Parece cada vez más cierta la necesidad de frenar la peste de los nombres vejatorios, ridículos o desopilantes. Paraguay, como casi todos los países latinoamericanos, padeció diversos atentados onomásticos: no faltaban en sus registros las personas llamadas María Kikita, Semen, Junior Bahiano (como el futbolista) o Sostenes (no Sóstenes, que es feo pero figura en el santoral cristiano y tiene fecha asignada: el 28 de noviembre). Pues bien: desde hace seis años un decreto regula la grafía de ciertos nombres (nada de «los nombres no tienen ortografía», ni da igual Jonatthan que Johnatan) y aporta una lista de gracias que el Estado considera aceptables.

Otros países, como Francia, lo hacen desde hace tiempo. Las naciones escandinavas tienen claro que con los nombres no se juega, y no toleran exotismos ni frivolidades. Dinamarca es tal vez el país más exigente en esta materia. Señala un informe del The New York Times (9 de octubre del 2004) que la selección del nombre de un niño no es cosa de los padres sino que, por sus consecuencias personales y sociales, se trata de «un asunto multilateral en el que participan los progenitores de la criatura, la ley y los ministerios de Asuntos Eclesiásticos y Asuntos Familiares». Si el niño es candidato para un nombre habitual, de los que figuran en una lista de 7000 expedida por el Gobierno, su inscripción en el Registro Civil es cuestión de minutos.

Pero si los padres se empeñan en llamarlo de manera que desborde la nómina aceptada, surge un largo proceso. La parroquia o la notaría consultan la petición a los ministerios del caso; estos averiguan en los archivos del Departamento Onomástico de la Universidad de Copenhague la historia y presencia del nombre en la sociedad danesa y, al final, el ejecutivo dicta sentencia. Padres que aspiraban a llamar a su crío Asleiy, Bepop o Jakopp vieron rechazadas sus solicitudes. En cambio, Ali y Hassan, requeridos por progenitores árabes, fueron aprobados.

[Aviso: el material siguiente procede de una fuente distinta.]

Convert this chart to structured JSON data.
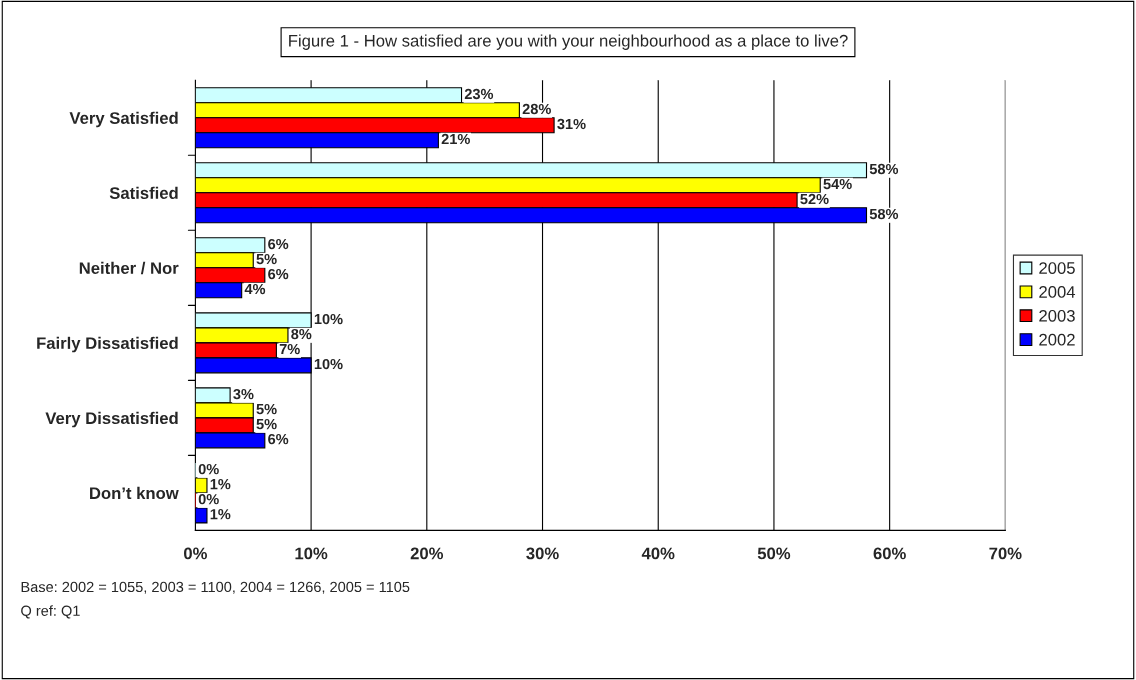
{
  "chart_data": {
    "type": "bar",
    "orientation": "horizontal",
    "title": "Figure 1 - How satisfied are you with your neighbourhood as a place to live?",
    "categories": [
      "Very Satisfied",
      "Satisfied",
      "Neither / Nor",
      "Fairly Dissatisfied",
      "Very Dissatisfied",
      "Don’t know"
    ],
    "series": [
      {
        "name": "2005",
        "color": "#ccffff",
        "values": [
          23,
          58,
          6,
          10,
          3,
          0
        ],
        "value_labels": [
          "23%",
          "58%",
          "6%",
          "10%",
          "3%",
          "0%"
        ]
      },
      {
        "name": "2004",
        "color": "#ffff00",
        "values": [
          28,
          54,
          5,
          8,
          5,
          1
        ],
        "value_labels": [
          "28%",
          "54%",
          "5%",
          "8%",
          "5%",
          "1%"
        ]
      },
      {
        "name": "2003",
        "color": "#ff0000",
        "values": [
          31,
          52,
          6,
          7,
          5,
          0
        ],
        "value_labels": [
          "31%",
          "52%",
          "6%",
          "7%",
          "5%",
          "0%"
        ]
      },
      {
        "name": "2002",
        "color": "#0000ff",
        "values": [
          21,
          58,
          4,
          10,
          6,
          1
        ],
        "value_labels": [
          "21%",
          "58%",
          "4%",
          "10%",
          "6%",
          "1%"
        ]
      }
    ],
    "xlim": [
      0,
      70
    ],
    "xticks": [
      {
        "value": 0,
        "label": "0%"
      },
      {
        "value": 10,
        "label": "10%"
      },
      {
        "value": 20,
        "label": "20%"
      },
      {
        "value": 30,
        "label": "30%"
      },
      {
        "value": 40,
        "label": "40%"
      },
      {
        "value": 50,
        "label": "50%"
      },
      {
        "value": 60,
        "label": "60%"
      },
      {
        "value": 70,
        "label": "70%"
      }
    ],
    "grid": "x",
    "legend": "right",
    "annotations": [
      "Base: 2002 = 1055, 2003 = 1100, 2004 = 1266, 2005 = 1105",
      "Q ref: Q1"
    ]
  }
}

«La Ley de Nombres Personales -explica el informe- fue dictada para proteger a los inocentes, aquellos niños que reciben la carga inmerecida e incluso cruel de nombres absurdos o idiotas».

Tal vez sea hora de imitar el ejemplo de los países que han resuelto reglamentar la selva onomástica. Si Colombia quiere amparar «el derecho al libre desarrollo de la personalidad» de sus más jóvenes ciudadanos «sin más limitaciones que las que imponen los derechos de los demás y el orden jurídico», haría bien en poner freno a las atribuciones que se otorgan arrogan los padres respecto a los nombres de los sus hijos. El derecho al nombre es atributo del hijo que lo recibe, no del padre que lo bautiza.

De lo contrario, no tardaremos mucho en ver que se han reproducido como metástasis en nuestra sociedad esos Asleiy, Bepop y Jakopp que prohibió Dinamarca y que no he debido mencionar en estas líneas por pura precaución.